By Lisa Elbert | Illustrated by Katie Danaher


Lisa Elbert
Illustrated by Katie Danaher

The air is thin. Your ears pop, and your chest heaves. You’re on a mountain top, and the first order of business is dinner: fuel for tomorrow’s course down the slopes. 

Restaurants in Aspen are accustomed to altitude-affected diners, and Sommelier Greg Van Wagner of Jimmy’s accommodates his oxygen-deprived guests with a half bottle program. Printed on the 650-bottle list, Wagner offers any bottle as a half, for only half the price. Every single one, down to the 1982 Ch√Ęteau Mouton Rothschild. “It makes sense in this town,” says Wagner. “We’re at 8,000 feet, and when guests fly up from sea level, they may want to pull back a little but still enjoy great wine.”

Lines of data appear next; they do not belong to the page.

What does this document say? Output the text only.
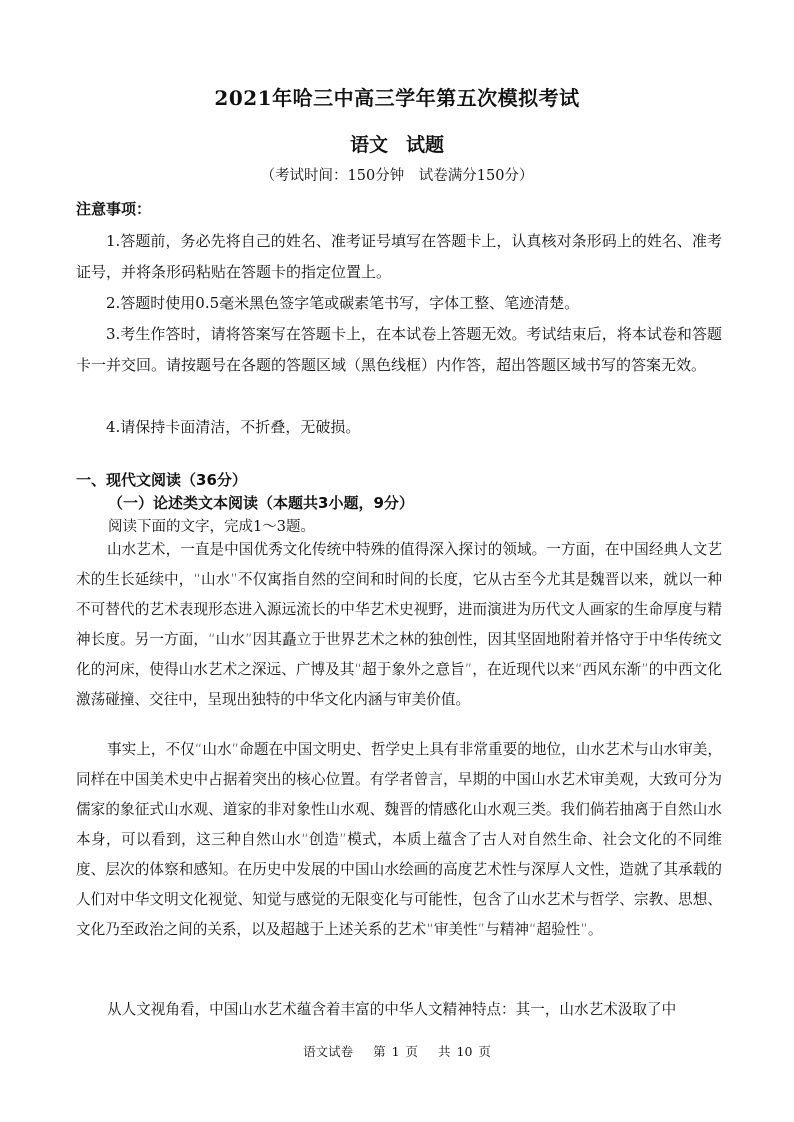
2021年哈三中高三学年第五次模拟考试
语文 试题
（考试时间：150分钟　试卷满分150分）
注意事项：

1.答题前，务必先将自己的姓名、准考证号填写在答题卡上，认真核对条形码上的姓名、准考证号，并将条形码粘贴在答题卡的指定位置上。

2.答题时使用0.5毫米黑色签字笔或碳素笔书写，字体工整、笔迹清楚。

3.考生作答时，请将答案写在答题卡上，在本试卷上答题无效。考试结束后，将本试卷和答题卡一并交回。请按题号在各题的答题区域（黑色线框）内作答，超出答题区域书写的答案无效。

4.请保持卡面清洁，不折叠，无破损。

一、现代文阅读（36分）
（一）论述类文本阅读（本题共3小题，9分）
阅读下面的文字，完成1～3题。

山水艺术，一直是中国优秀文化传统中特殊的值得深入探讨的领域。一方面，在中国经典人文艺术的生长延续中，“山水”不仅寓指自然的空间和时间的长度，它从古至今尤其是魏晋以来，就以一种不可替代的艺术表现形态进入源远流长的中华艺术史视野，进而演进为历代文人画家的生命厚度与精神长度。另一方面，“山水”因其矗立于世界艺术之林的独创性，因其坚固地附着并恪守于中华传统文化的河床，使得山水艺术之深远、广博及其“超于象外之意旨”，在近现代以来“西风东渐”的中西文化激荡碰撞、交往中，呈现出独特的中华文化内涵与审美价值。

事实上，不仅“山水”命题在中国文明史、哲学史上具有非常重要的地位，山水艺术与山水审美，同样在中国美术史中占据着突出的核心位置。有学者曾言，早期的中国山水艺术审美观，大致可分为儒家的象征式山水观、道家的非对象性山水观、魏晋的情感化山水观三类。我们倘若抽离于自然山水本身，可以看到，这三种自然山水“创造”模式，本质上蕴含了古人对自然生命、社会文化的不同维度、层次的体察和感知。在历史中发展的中国山水绘画的高度艺术性与深厚人文性，造就了其承载的人们对中华文明文化视觉、知觉与感觉的无限变化与可能性，包含了山水艺术与哲学、宗教、思想、文化乃至政治之间的关系，以及超越于上述关系的艺术“审美性”与精神“超验性”。

从人文视角看，中国山水艺术蕴含着丰富的中华人文精神特点：其一，山水艺术汲取了中

语文试卷 第 1 页 共 10 页
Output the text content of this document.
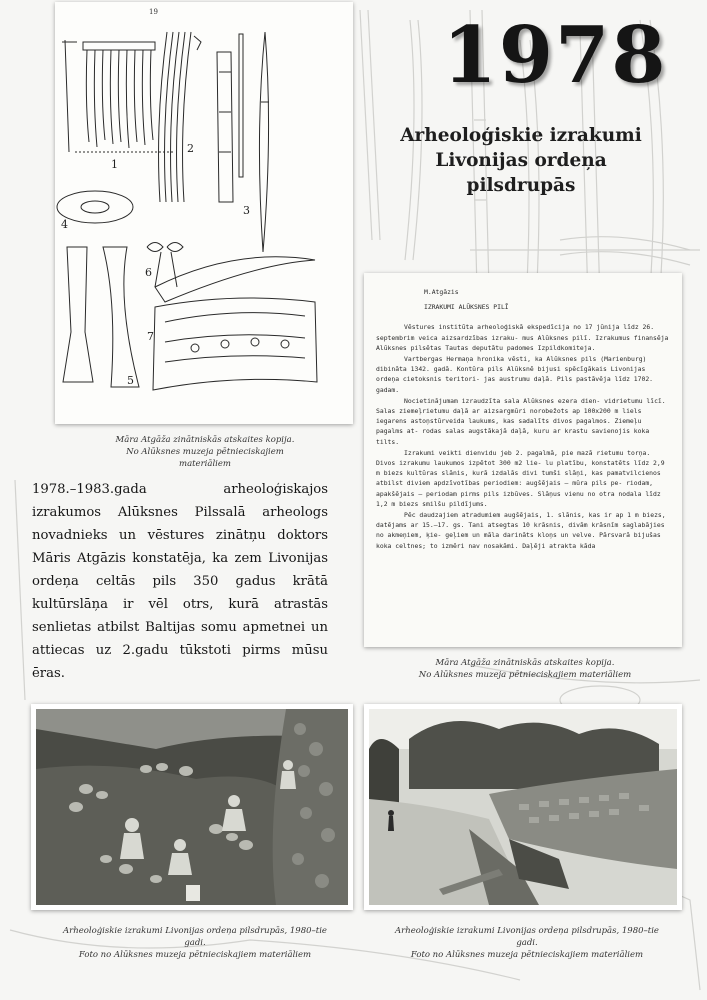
1978
Arheoloģiskie izrakumi
Livonijas ordeņa
pilsdrupās
19
1
2
3
4
5
6
7
Māra Atgāža zinātniskās atskaites kopija.
No Alūksnes muzeja pētnieciskajiem materiāliem
1978.–1983.gada arheoloģiskajos izrakumos Alūksnes Pilssalā arheologs novadnieks un vēstures zinātņu doktors Māris Atgāzis konstatēja, ka zem Livonijas ordeņa celtās pils 350 gadus krātā kultūrslāņa ir vēl otrs, kurā atrastās senlietas atbilst Baltijas somu apmetnei un attiecas uz 2.gadu tūkstoti pirms mūsu ēras.
M.Atgāzis
IZRAKUMI ALŪKSNES PILĪ

Vēstures institūta arheoloģiskā ekspedīcija no 17 jūnija līdz 26. septembrim veica aizsardzības izraku- mus Alūksnes pilī. Izrakumus finansēja Alūksnes pilsētas Tautas deputātu padomes Izpildkomiteja.

Vartbergas Hermaņa hronika vēsti, ka Alūksnes pils (Marienburg) dibināta 1342. gadā. Kontūra pils Alūksnē bijusi spēcīgākais Livonijas ordeņa cietoksnis teritori- jas austrumu daļā. Pils pastāvēja līdz 1702. gadam.

Nocietinājumam izraudzīta sala Alūksnes ezera dien- vidrietumu līcī. Salas ziemeļrietumu daļā ar aizsargmūri norobežots ap 100x200 m liels iegarens astoņstūrveida laukums, kas sadalīts divos pagalmos. Ziemeļu pagalms at- rodas salas augstākajā daļā, kuru ar krastu savienojis koka tilts.

Izrakumi veikti dienvidu jeb 2. pagalmā, pie mazā rietumu torņa. Divos izrakumu laukumos izpētot 300 m2 lie- lu platību, konstatēts līdz 2,9 m biezs kultūras slānis, kurā izdalās divi tumši slāņi, kas pamatvilcienos atbilst diviem apdzīvotības periodiem: augšējais – mūra pils pe- riodam, apakšējais – periodam pirms pils izbūves. Slāņus vienu no otra nodala līdz 1,2 m biezs smilšu pildījums.

Pēc daudzajiem atradumiem augšējais, 1. slānis, kas ir ap 1 m biezs, datējams ar 15.–17. gs. Tani atsegtas 10 krāsnis, divām krāsnīm saglabājies no akmeņiem, ķie- geļiem un māla darināts kloņs un velve. Pārsvarā bijušas koka celtnes; to izmēri nav nosakāmi. Daļēji atrakta kāda

Māra Atgāža zinātniskās atskaites kopija.
No Alūksnes muzeja pētnieciskajiem materiāliem
Arheoloģiskie izrakumi Livonijas ordeņa pilsdrupās, 1980–tie gadi.
Foto no Alūksnes muzeja pētnieciskajiem materiāliem
Arheoloģiskie izrakumi Livonijas ordeņa pilsdrupās, 1980–tie gadi.
Foto no Alūksnes muzeja pētnieciskajiem materiāliem
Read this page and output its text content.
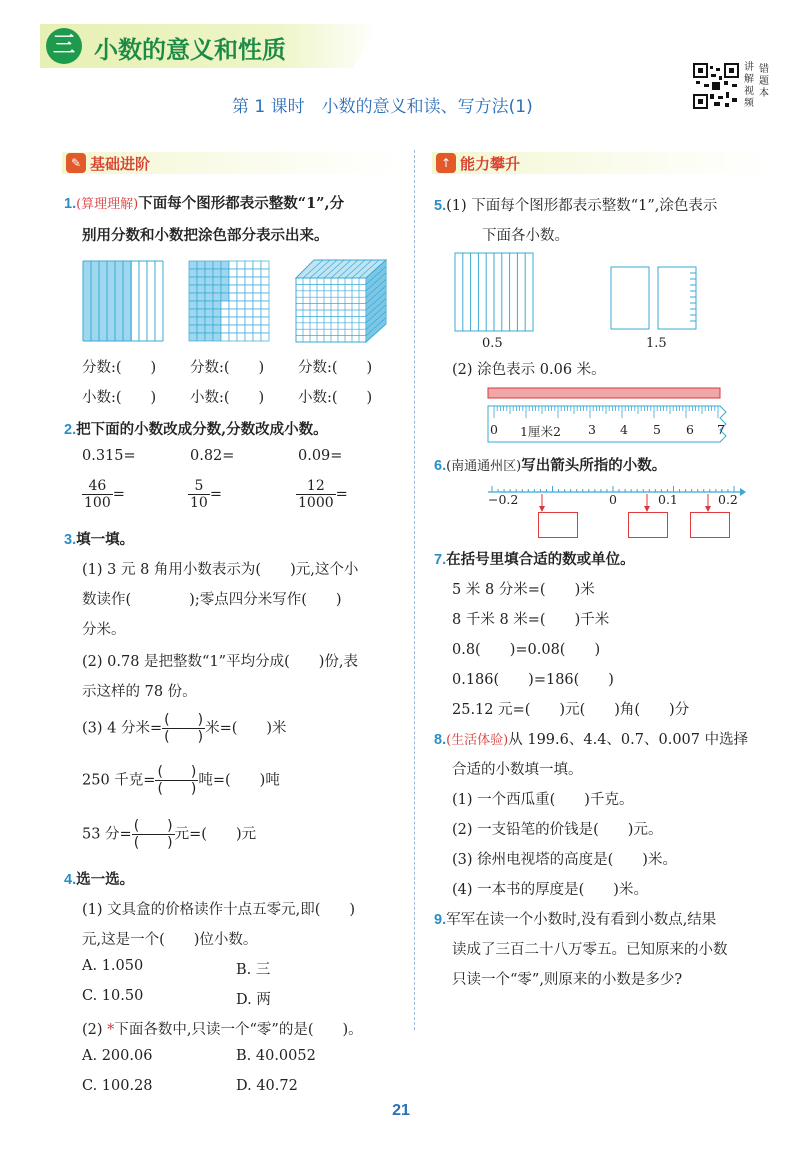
三 小数的意义和性质
第 1 课时　小数的意义和读、写方法(1)
讲解视频
错题本
✎ 基础进阶
1.(算理理解)下面每个图形都表示整数“1”,分
别用分数和小数把涂色部分表示出来。
分数:(　　) 分数:(　　) 分数:(　　)
小数:(　　) 小数:(　　) 小数:(　　)
2.把下面的小数改成分数,分数改成小数。
0.315=	0.82=	0.09=
$\frac{46}{100}$ =	$\frac{5}{10}$ =	$\frac{12}{1000}$ =
3.填一填。
(1) 3 元 8 角用小数表示为(　　)元,这个小
数读作(　　　　);零点四分米写作(　　)
分米。
(2) 0.78 是把整数“1”平均分成(　　)份,表
示这样的 78 份。
(3) 4 分米= $\frac{( )}{( )}$ 米=(　　)米
250 千克= $\frac{( )}{( )}$ 吨=(　　)吨
53 分= $\frac{( )}{( )}$ 元=(　　)元
4.选一选。
(1) 文具盒的价格读作十点五零元,即(　　)
元,这是一个(　　)位小数。
A. 1.050	B. 三
C. 10.50	D. 两
(2) *下面各数中,只读一个“零”的是(　　)。
A. 200.06	B. 40.0052
C. 100.28	D. 40.72
↑ 能力攀升
5.(1) 下面每个图形都表示整数“1”,涂色表示
下面各小数。
0.5	1.5
(2) 涂色表示 0.06 米。
0 1厘米2 3 4 5 6 7
6.(南通通州区)写出箭头所指的小数。
−0.2	0	0.1	0.2
7.在括号里填合适的数或单位。
5 米 8 分米=(　　)米
8 千米 8 米=(　　)千米
0.8(　　)=0.08(　　)
0.186(　　)=186(　　)
25.12 元=(　　)元(　　)角(　　)分
8.(生活体验)从 199.6、4.4、0.7、0.007 中选择
合适的小数填一填。
(1) 一个西瓜重(　　)千克。
(2) 一支铅笔的价钱是(　　)元。
(3) 徐州电视塔的高度是(　　)米。
(4) 一本书的厚度是(　　)米。
9.军军在读一个小数时,没有看到小数点,结果
读成了三百二十八万零五。已知原来的小数
只读一个“零”,则原来的小数是多少?
21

He pours his guests the first half of the bottle, and what happens with the rest depends on the season, the guest, and the wine. For the most part, servers hand-sell the remaining juice by the glass. “It’s also not uncommon to have somebody get a half and decide they want the rest,” says Wagner. “I thought I would end up with a lot of waste, but it’s in pretty good equilibrium. Of course, sometimes Jimmy [Yeager] and I drink the other half after service.” With a Coravin in place only for the off-season and certain bottles—that Mouton, perhaps—Wagner has seen an increase in revenue and total wine sold since he started the program nearly three years ago. Wagner has a handful of actual half bottles, but because they age differently than 750 milliliter-bottles, they’re not a true substitute.
He thinks a half bottle system could work on flat land, as well. Consider your guests: a two-top ordering vastly different dishes or that simply can’t agree on red or white, a connoisseur interested in sampling across a vertical, or a party of one. Think about it this way, if someone orders a 1985 Napa Cab by the half—at $180—that’s a win for your guest, for your business, and, if all else fails, an epic way to wind down after service.